Three separate places I went to at 8 in the morning. Gas station, dunkin' donuts, and then a convenience store. All of them, trash is full. People wonder why they litter in the USA, there's nowhere to throw away trash when you're out. It's unbelievable People can just go to work and choose not to do their job anymore. That people see this and they don't have any problem with it, no interest at all to keep things neat and tidy and clean. Nope.
In Japan it's almost impossible to find a trash can on the streets and yet people don't litter. The problem is the culture centered around consumerism and waste.
Keep up the good fight! I've got several miles of trail cleaned behind my hood, one more major path to go!

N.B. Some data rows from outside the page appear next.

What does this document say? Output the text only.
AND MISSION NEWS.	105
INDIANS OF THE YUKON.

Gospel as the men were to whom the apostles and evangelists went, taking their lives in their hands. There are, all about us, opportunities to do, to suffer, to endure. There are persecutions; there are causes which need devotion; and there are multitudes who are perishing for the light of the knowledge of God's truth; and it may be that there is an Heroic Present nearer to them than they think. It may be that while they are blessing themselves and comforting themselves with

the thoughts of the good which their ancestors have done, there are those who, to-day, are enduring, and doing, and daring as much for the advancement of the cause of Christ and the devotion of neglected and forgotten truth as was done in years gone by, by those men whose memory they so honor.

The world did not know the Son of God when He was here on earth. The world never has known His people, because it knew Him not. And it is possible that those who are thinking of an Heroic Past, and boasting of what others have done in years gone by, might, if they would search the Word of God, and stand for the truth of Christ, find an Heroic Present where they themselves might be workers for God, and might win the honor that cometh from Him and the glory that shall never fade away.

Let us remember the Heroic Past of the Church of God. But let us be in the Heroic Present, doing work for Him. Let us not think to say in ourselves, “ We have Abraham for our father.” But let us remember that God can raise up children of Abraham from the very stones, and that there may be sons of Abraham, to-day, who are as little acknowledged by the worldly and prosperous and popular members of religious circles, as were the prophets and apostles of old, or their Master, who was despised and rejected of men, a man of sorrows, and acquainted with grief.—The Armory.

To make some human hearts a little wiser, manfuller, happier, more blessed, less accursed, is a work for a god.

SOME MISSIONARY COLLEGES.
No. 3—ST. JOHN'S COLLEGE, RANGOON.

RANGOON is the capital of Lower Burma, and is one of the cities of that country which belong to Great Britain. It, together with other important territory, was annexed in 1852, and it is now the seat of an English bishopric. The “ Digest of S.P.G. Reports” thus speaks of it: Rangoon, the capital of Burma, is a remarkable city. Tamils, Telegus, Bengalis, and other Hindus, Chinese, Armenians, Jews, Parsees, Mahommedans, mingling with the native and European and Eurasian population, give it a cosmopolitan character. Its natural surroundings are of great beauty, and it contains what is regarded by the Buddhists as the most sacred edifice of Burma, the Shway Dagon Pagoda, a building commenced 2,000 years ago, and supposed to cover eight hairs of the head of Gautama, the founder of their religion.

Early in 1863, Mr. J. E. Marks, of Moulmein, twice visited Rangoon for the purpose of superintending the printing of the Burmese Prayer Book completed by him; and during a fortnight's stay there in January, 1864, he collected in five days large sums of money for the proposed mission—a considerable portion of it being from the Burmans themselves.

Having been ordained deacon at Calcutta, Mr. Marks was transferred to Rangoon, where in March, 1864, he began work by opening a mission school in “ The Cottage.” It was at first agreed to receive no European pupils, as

Maybe you do this, if not, take a plastic retail bag, fold it over twice, while pressing the air out, roll it up tight and rubber band it. I always have 2-4 highly compact bags.
Funnily enough that's where I find most of the litter in Japan, like, if you go to any non-main road that goes through a bit of forest, you will see signs threatening fines for littering, with a bunch of trash tossed in that exact area.
I have seen cans, bottles, ACs, TVs, baby car seats, bags, and general household trash. Also found a golf club once that I actually brought home because I thought that it was neat. And this is only along a single stretch of road that is only like 1km long.
So Japan isn't some miracle society that doesn't litter, it's just that they do it someplace that is somewhat out of sight.
With respect to Japan, there's definitely a culture difference, but I don't think it's the consumerism/waste culture. There's so much excess packaging in Japanese food products.
Smaller portions creates exponentially less waste. It also isn't frequently greasy western fast food waste that is inconvenient to carry around for any period of time.
Like I wouldn't mind carrying around a paper wrapper from a nice sandwich place, but fast food waste is greasy and likely to leak.
Larger portions need less wrapping per lb, but more overall packaging than a smaller item. You know, like how more filling requires a bigger tortilla.
You are also missing the point about the multiple, larger, individually packaged parts. Like how one container from a sit down restaurant is less overall trash than a bag of multiple wrappers, ketchup packets, and a cup from fast food.
East Asia loves individually packaged everything. Americans would need to eat ridiculously more food to beat them, just by quantity like you're suggesting. They do eat a bit more, on average, but not that much - and the gap is closing.